Feline panleukopenia is caused by a virus very similar to canine parvovirus. This virus is very hardy and is known to survive for years in contaminated environments. Panleukopenia primarily affects young cats with insufficient antibody protection (unvaccinated or partially vaccinated kittens). Transmission of this virus can be from direct contact with contaminated feces or contact with a contaminated environment.

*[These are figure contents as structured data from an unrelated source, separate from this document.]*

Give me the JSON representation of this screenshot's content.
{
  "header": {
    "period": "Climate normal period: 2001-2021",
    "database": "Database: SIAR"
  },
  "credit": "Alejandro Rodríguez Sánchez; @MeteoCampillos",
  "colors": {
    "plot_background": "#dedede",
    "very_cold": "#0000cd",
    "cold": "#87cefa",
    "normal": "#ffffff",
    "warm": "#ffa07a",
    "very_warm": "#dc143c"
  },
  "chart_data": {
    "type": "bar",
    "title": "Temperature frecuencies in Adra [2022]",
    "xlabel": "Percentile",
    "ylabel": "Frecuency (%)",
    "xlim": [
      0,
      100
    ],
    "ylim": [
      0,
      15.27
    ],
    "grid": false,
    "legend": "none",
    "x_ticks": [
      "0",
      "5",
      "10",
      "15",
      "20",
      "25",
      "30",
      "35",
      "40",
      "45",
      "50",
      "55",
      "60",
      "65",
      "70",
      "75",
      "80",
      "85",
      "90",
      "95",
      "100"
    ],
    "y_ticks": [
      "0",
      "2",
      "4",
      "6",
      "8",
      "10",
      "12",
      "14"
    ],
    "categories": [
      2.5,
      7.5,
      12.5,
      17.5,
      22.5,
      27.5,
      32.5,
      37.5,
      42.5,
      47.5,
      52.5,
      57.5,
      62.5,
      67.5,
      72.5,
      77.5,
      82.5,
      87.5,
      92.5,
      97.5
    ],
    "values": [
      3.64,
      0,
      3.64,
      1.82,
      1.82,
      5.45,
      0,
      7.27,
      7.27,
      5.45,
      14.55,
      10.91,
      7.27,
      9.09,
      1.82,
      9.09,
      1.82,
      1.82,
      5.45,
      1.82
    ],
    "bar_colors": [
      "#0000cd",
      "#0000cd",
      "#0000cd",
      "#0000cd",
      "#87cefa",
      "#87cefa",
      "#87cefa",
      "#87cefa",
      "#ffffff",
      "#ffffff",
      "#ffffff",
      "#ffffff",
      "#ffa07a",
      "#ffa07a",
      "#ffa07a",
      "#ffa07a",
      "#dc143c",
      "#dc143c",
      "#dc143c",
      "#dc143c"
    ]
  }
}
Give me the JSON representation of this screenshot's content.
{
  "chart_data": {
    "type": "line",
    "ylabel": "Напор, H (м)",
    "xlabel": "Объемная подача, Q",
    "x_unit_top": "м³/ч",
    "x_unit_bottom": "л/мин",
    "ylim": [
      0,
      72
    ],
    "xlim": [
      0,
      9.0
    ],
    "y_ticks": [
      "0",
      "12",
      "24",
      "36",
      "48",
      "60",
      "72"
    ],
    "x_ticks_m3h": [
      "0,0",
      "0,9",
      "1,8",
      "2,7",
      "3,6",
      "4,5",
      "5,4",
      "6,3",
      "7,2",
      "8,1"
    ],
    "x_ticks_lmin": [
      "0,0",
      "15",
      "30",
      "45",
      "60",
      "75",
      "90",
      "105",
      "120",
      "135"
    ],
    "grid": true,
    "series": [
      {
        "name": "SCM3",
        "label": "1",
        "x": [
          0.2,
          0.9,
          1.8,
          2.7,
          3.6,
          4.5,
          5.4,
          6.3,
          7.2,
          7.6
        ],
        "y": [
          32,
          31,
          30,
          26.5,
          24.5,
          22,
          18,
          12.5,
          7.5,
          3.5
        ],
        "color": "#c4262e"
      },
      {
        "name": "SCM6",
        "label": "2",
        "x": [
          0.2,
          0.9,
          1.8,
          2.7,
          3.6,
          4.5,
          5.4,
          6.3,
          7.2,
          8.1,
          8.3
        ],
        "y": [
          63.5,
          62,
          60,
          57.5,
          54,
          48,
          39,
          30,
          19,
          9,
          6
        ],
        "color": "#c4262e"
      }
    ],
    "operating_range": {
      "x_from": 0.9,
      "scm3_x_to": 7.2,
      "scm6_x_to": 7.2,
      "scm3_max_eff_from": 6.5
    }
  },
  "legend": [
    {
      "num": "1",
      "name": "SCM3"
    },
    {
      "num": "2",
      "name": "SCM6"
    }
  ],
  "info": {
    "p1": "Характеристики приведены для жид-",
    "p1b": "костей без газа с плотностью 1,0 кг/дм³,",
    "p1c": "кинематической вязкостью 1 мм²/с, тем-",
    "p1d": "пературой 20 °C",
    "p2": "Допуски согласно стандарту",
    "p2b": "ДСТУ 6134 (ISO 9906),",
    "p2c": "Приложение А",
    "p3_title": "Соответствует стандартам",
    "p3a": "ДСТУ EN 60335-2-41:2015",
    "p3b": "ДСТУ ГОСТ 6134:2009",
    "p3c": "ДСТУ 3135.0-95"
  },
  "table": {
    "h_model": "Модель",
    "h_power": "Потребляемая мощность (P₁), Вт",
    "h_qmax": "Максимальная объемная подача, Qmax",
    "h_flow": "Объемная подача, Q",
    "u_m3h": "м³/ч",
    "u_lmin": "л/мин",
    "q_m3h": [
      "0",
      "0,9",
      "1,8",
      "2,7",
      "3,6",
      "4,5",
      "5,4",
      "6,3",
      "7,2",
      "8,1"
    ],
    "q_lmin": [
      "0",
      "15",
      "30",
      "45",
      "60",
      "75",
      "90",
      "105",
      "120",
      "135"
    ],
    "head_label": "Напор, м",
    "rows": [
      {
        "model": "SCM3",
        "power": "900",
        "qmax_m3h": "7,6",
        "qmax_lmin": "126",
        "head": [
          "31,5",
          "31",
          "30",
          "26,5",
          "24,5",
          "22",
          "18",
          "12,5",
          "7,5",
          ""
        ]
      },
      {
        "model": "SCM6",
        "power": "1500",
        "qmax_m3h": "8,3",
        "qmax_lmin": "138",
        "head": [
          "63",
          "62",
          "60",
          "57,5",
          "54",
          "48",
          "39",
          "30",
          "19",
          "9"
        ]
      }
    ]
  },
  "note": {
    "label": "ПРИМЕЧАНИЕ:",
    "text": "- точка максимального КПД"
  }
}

Clinical signs of panleukopenia include lethargy, vomiting, diarrhea, inappetence or anorexia, and in pregnant queens fetal death, spontaneous abortion or cerebellar defects in neonates.
Panleukopenia is diagnosed with a fecal test, with other diagnostics such as complete blood count (CBC) and chemistry potentially being recommended to better evaluate the condition of the patient.
Treatment of panleukopenia is supportive care with IV fluid therapy and injectable medications. Prognosis is good with treatment, left untreated this virus can be fatal. It is important that infected patients be isolated from other cats and their environments be thoroughly cleaned/disinfected to prevent the spread of this disease.
Vaccination is the best preventative measure against panleukopenia and should be discussed with your veterinarian between 6 and 8 weeks of age. It is important to avoid exposure where other young or unvaccinated cats frequently visit such as pet stores, until your kitten has been fully vaccinated.